2. Memorize God’s Word.

Rest for your soul comes through memorization. Mrs. Barnhouse said of her famous preacher husband:

Someone once asked him how long it had taken him to prepare a certain sermon. His answer was “Thirty years and thirty minutes!” He had immersed himself in the Bible from the time he was fifteen years old, when he memorized the Book of Philippians a verse a day until he knew the entire book by heart, then went on to other passages. He felt it was not enough to learn by rote — it had to be by heart; because you loved and believed it.[19]

3. Meditate on God’s Word.

Rest for your soul comes also by meditation. This is the secret of God’s great warriors. Hudson Taylor conquered immense hardships by daily meditation on God’s Word. Dr. and Mrs. Howard Taylor record this in his biography:

It was not easy for Mr. Taylor, in his changeful life, to make time for prayer and Bible study, but he knew that it was vital. Well do the writers remember traveling with him month after month in northern China, by cart and wheelbarrow with the poorest of inns at night. Often with only one large room for coolies and travelers alike, they would screen off a corner for their father and another for themselves, with curtains of some sort; and then, after sleep at last had brought a measure of quiet, they would hear a match struck and see the flicker of candlelight which told that Mr. Taylor, however weary, was poring over the little Bible in two volumes always at hand. From two to four a.m. was the time he usually gave to prayer; the time he could be most sure of being undisturbed to wait upon God.[21] 

Meditating upon the Word brings us immediately into the intimate presence of God, but too few are willing to pay the price. For those who do, however, the rewards are great. According to Psalm 1:1-3:Blessed is the man Who walks not in the counsel of the ungodly, Nor stands in the path of sinners Nor sits in the seat of the scornful; But his delight is in the law of the Lord, And in His law he meditates day and night.
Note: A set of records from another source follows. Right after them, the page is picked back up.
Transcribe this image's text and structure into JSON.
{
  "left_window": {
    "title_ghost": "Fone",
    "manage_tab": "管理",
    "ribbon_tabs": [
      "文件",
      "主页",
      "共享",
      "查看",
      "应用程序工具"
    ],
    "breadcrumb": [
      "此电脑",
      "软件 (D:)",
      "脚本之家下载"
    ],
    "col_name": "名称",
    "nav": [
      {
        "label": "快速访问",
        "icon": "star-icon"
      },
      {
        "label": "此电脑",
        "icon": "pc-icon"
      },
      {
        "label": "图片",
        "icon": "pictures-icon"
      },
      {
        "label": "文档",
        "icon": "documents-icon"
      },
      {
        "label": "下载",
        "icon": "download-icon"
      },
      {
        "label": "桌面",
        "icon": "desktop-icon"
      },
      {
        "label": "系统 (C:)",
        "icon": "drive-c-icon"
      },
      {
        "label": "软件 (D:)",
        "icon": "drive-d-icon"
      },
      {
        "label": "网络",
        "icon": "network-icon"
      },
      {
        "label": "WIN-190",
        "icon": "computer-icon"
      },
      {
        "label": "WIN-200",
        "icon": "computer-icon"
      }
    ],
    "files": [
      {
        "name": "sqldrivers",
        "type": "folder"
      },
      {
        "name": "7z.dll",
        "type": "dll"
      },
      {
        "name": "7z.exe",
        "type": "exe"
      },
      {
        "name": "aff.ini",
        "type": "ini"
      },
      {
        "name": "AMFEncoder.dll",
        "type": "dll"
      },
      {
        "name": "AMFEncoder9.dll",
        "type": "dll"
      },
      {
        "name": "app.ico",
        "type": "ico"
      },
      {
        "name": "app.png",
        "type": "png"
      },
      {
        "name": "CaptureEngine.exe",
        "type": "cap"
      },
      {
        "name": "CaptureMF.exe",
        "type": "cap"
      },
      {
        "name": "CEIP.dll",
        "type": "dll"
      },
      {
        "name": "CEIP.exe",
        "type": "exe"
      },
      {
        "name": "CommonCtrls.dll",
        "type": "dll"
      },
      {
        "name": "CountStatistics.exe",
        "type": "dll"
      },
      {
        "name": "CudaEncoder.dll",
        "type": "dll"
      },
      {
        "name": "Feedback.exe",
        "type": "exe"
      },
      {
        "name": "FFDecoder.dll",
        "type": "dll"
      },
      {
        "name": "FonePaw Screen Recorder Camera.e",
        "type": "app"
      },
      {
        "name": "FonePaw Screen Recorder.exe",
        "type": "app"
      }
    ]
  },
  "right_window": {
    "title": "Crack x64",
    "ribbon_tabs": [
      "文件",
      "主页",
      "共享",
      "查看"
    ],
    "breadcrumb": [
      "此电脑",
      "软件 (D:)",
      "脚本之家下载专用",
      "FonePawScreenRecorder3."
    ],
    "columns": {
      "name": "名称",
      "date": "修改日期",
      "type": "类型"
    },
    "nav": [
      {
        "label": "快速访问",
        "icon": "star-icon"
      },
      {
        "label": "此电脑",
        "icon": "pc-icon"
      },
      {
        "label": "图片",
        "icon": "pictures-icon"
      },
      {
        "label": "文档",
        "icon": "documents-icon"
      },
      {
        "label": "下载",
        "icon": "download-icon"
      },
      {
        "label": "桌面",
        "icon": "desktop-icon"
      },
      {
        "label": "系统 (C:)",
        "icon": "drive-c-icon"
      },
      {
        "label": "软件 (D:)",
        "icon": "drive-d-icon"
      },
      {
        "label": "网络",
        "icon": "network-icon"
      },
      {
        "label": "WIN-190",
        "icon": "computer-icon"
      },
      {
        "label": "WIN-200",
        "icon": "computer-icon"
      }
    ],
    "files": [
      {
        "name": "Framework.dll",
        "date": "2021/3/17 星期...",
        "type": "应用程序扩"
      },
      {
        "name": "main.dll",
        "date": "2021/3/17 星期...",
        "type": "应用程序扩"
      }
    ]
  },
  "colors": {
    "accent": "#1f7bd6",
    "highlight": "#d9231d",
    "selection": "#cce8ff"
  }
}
He shall be like a tree Planted by the rivers of water, That brings forth its fruit in its season. Whose leaf does not wither; And whatever he does shall prosper.  

Repeat these refuge words ‘Come unto me, all ye labouring and burdened ones, and I will give you rest, 29take up my yoke upon you, and learn from me, because I am meek and humble in heart, and ye shall find rest to your souls, 30for my yoke is easy, and my burden is light.’

“I will give you rest” is literally, “I will rest you.” “Come unto me, all ye that labour and are heavy laden, and I will give you rest” refers to the salvation of the sinner through Jesus Christ. “Take my yoke upon you, and learn of me; for I am meek and lowly in heart: and ye shall find rest unto your souls” refers to the practical sanctification of the believer. There is a rest which Jesus gives, and it is the rest of redemption. There is also a rest which the believer experiences, and it comes through commitment and consecration to Christ.

“Come.” The Pharisees all said “Do!” and tried to make the people follow Moses and the traditions. But true salvation is found only in a Person, Jesus Christ. To come to Him means to trust Him. This invitation is open to those who are exhausted and burdened down. “Take.” This is a deeper experience. When we come to Christ by faith, He gives us rest. When we take His yoke and learn, we find rest, that deeper rest of surrender and obedience. The first is “peace with God” (Rom. 5:1); the second is “the peace of God” (Phil. 4:6–8). To “take a yoke” in that day meant to become a disciple. When we submit to Christ, we are yoked to Him. The word “easy” means “well-fitting”; He has just the yoke that is tailor-made for our lives and needs. The burden of doing His will is not a heavy one (1 John 5:3). “Learn.” The first two commands represent a crisis as we come and yield to Christ; but this step is into a process. As we learn more about Him, we find a deeper peace, because we trust Him more. Life is simplified and unified around the person of Christ. This invitation is for “all”—not just the people of Israel (Matt. 10:5–6).  [26] 

Jesus invites us to take his yoke upon our shoulders. It is light and easy and will give perfect and complete rest to the weary sinner or saint who would come to the Christ: A Refuge for the Weary.